News is information about current events, activities and issues that happen around the world. It is the work of journalists to inform the public about these things and what they mean. This can be done in a variety of ways. It may be published in newspapers, magazines, radio or television, as well as online. It is important that the information is accurate and fair. Journalists use journalism ethics and standards to ensure this. These include verifying sources, double checking facts, and separating news from opinion or commentary.
A good news story catches the eye of a reader and holds it until the last word. It must be brief so that people will read it, clear and picturesque so that they can understand it, and above all, accurate so that it can be interpreted and used.
The importance of the event or incident which makes news will vary in different societies. For example, if a wall collapses on a farm killing both a cow and a pig, the event will be more significant in one society than in another where cows are more valuable than pigs. Similarly, some events are more interesting than others. If a man is robbed by a bank heist or if his house burns down, both are newsworthy events but the former will be more exciting to read about than the latter.
Some events make news because they are unusual or unexpected. The death of an animal, a celebrity scandal, the arrival of a foreign dignitary and natural disasters such as earthquakes, tornadoes or hurricanes all fit into this category.

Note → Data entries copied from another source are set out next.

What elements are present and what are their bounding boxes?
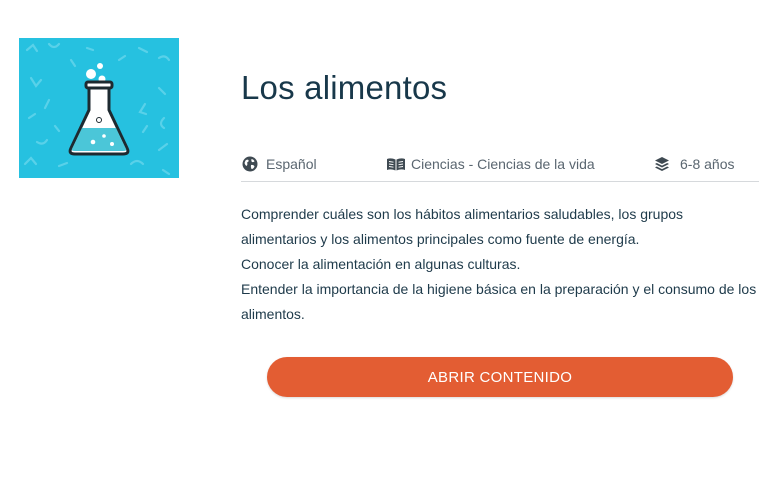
layers-icon: [653, 155, 671, 173]
meta-language: Español: [241, 155, 317, 173]
description-paragraph: Conocer la alimentación en algunas cultu…: [241, 256, 521, 272]
globe-icon: [241, 155, 259, 173]
description-paragraph: Entender la importancia de la higiene bá…: [241, 281, 757, 322]
description: Comprender cuáles son los hábitos alimen…: [241, 202, 761, 327]
content-thumbnail: [19, 38, 179, 178]
meta-subject: Ciencias - Ciencias de la vida: [386, 155, 595, 173]
book-icon: [386, 155, 406, 173]
description-paragraph: Comprender cuáles son los hábitos alimen…: [241, 206, 684, 247]
meta-subject-label: Ciencias - Ciencias de la vida: [411, 156, 595, 172]
metadata-bar: Español Ciencias - Ciencias de la vida 6…: [241, 151, 759, 182]
meta-age-label: 6-8 años: [680, 156, 735, 172]
meta-age: 6-8 años: [653, 155, 734, 173]
meta-language-label: Español: [266, 156, 317, 172]
page-title: Los alimentos: [241, 69, 448, 106]
flask-icon: [19, 38, 179, 178]
open-content-button[interactable]: ABRIR CONTENIDO: [267, 357, 733, 397]
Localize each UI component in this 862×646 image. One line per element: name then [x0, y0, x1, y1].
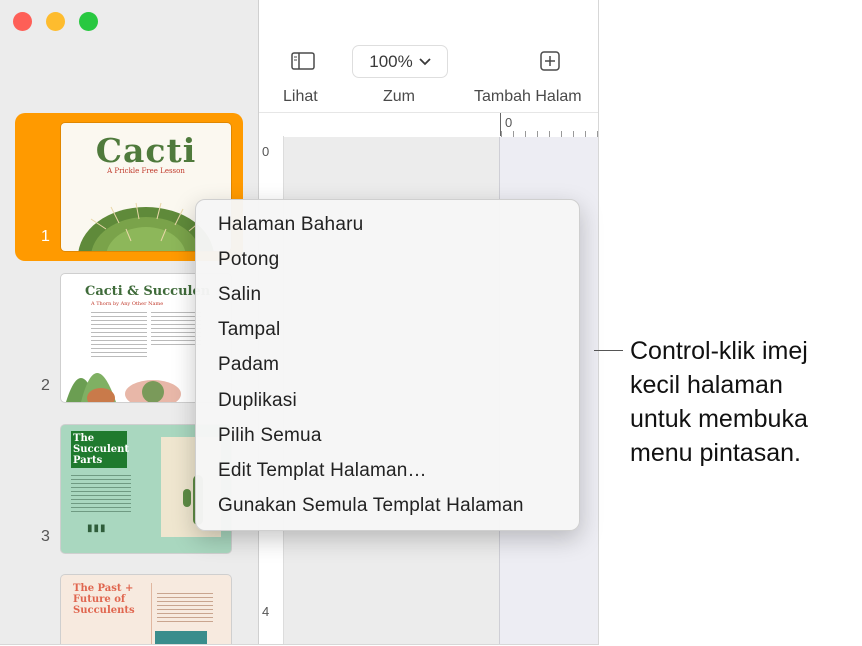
thumb-subtitle: A Thorn by Any Other Name — [91, 301, 164, 307]
chevron-down-icon — [419, 57, 431, 65]
menu-item-reapply-page-template[interactable]: Gunakan Semula Templat Halaman — [218, 495, 524, 517]
page-thumbnail-4[interactable]: The Past + Future of Succulents — [61, 575, 231, 644]
minimize-window-button[interactable] — [46, 12, 65, 31]
menu-item-copy[interactable]: Salin — [218, 284, 261, 306]
callout-line-3: untuk membuka — [630, 405, 808, 433]
zoom-value: 100% — [369, 51, 413, 71]
page-number-3: 3 — [41, 528, 50, 545]
menu-item-paste[interactable]: Tampal — [218, 319, 280, 341]
thumb-text-block — [157, 593, 213, 623]
thumb-image — [155, 631, 207, 644]
cactus-icons: ▮▮▮ — [87, 523, 107, 534]
page-number-1: 1 — [41, 228, 50, 245]
thumb-subtitle: A Prickle Free Lesson — [107, 167, 185, 175]
callout-line-1: Control-klik imej — [630, 337, 808, 365]
thumb-divider — [151, 583, 152, 644]
add-page-icon — [540, 51, 560, 71]
view-label: Lihat — [283, 88, 318, 105]
zoom-popup-button[interactable]: 100% — [352, 45, 448, 78]
shortcut-menu: Halaman Baharu Potong Salin Tampal Padam… — [195, 199, 580, 531]
close-window-button[interactable] — [13, 12, 32, 31]
thumb-title: The Past + Future of Succulents — [73, 583, 135, 616]
sidebar-icon — [291, 52, 315, 70]
add-page-label: Tambah Halam — [474, 88, 582, 105]
thumb-text-block — [71, 475, 131, 515]
thumb-title: The Succulent Parts — [71, 431, 129, 468]
thumb-title: Cacti & Succulen — [85, 284, 211, 299]
callout-leader-line — [594, 350, 623, 351]
zoom-window-button[interactable] — [79, 12, 98, 31]
toolbar: Lihat 100% Zum Tambah Halam — [259, 0, 598, 112]
ruler-label: 0 — [262, 144, 270, 159]
ruler-label: 0 — [505, 115, 513, 130]
thumb-title: Cacti — [95, 131, 197, 170]
callout-line-2: kecil halaman — [630, 371, 783, 399]
menu-item-edit-page-template[interactable]: Edit Templat Halaman… — [218, 460, 427, 482]
ruler-label: 4 — [262, 604, 270, 619]
menu-item-delete[interactable]: Padam — [218, 354, 279, 376]
page-number-2: 2 — [41, 377, 50, 394]
menu-item-cut[interactable]: Potong — [218, 249, 279, 271]
menu-item-new-page[interactable]: Halaman Baharu — [218, 214, 363, 236]
menu-item-select-all[interactable]: Pilih Semua — [218, 425, 322, 447]
add-page-button[interactable] — [539, 44, 561, 78]
zoom-label: Zum — [383, 88, 415, 105]
callout-text: Control-klik imej kecil halaman untuk me… — [630, 334, 808, 470]
menu-item-duplicate[interactable]: Duplikasi — [218, 390, 297, 412]
horizontal-ruler[interactable]: 0 — [259, 112, 598, 138]
view-button[interactable] — [289, 44, 317, 78]
callout-line-4: menu pintasan. — [630, 439, 801, 467]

Other events make news because of the impact they have on people or the economy. If a new law or tax is introduced, it will affect the lives of many people. Equally, if a company announces it is going out of business this will be of interest to the general public. The same is true of a merger or takeover of a company which will have a direct effect on the stock market.
Finally, some events are of interest because they give us a glimpse of the future. For this reason, new developments in technology, science and medicine make good news stories. The invention of a new drug or the development of a new computer can be of great interest, as can satellite pictures of space and the launch of a space shuttle.
It is important for journalists to remember that the main purpose of news is to inform and educate their readers, listeners or viewers. Entertainment should come from other areas – music and drama on radio and TV, cartoons in newspapers and crosswords in magazines. If a piece of news is amusing it is worth including in the newspaper but it should not become the focus of the article. This can be achieved by using active phrases instead of passive ones – for example, ‘Dr Jones has been working on equipment to study malaria’ rather than ‘Malaria has been studied with this equipment’.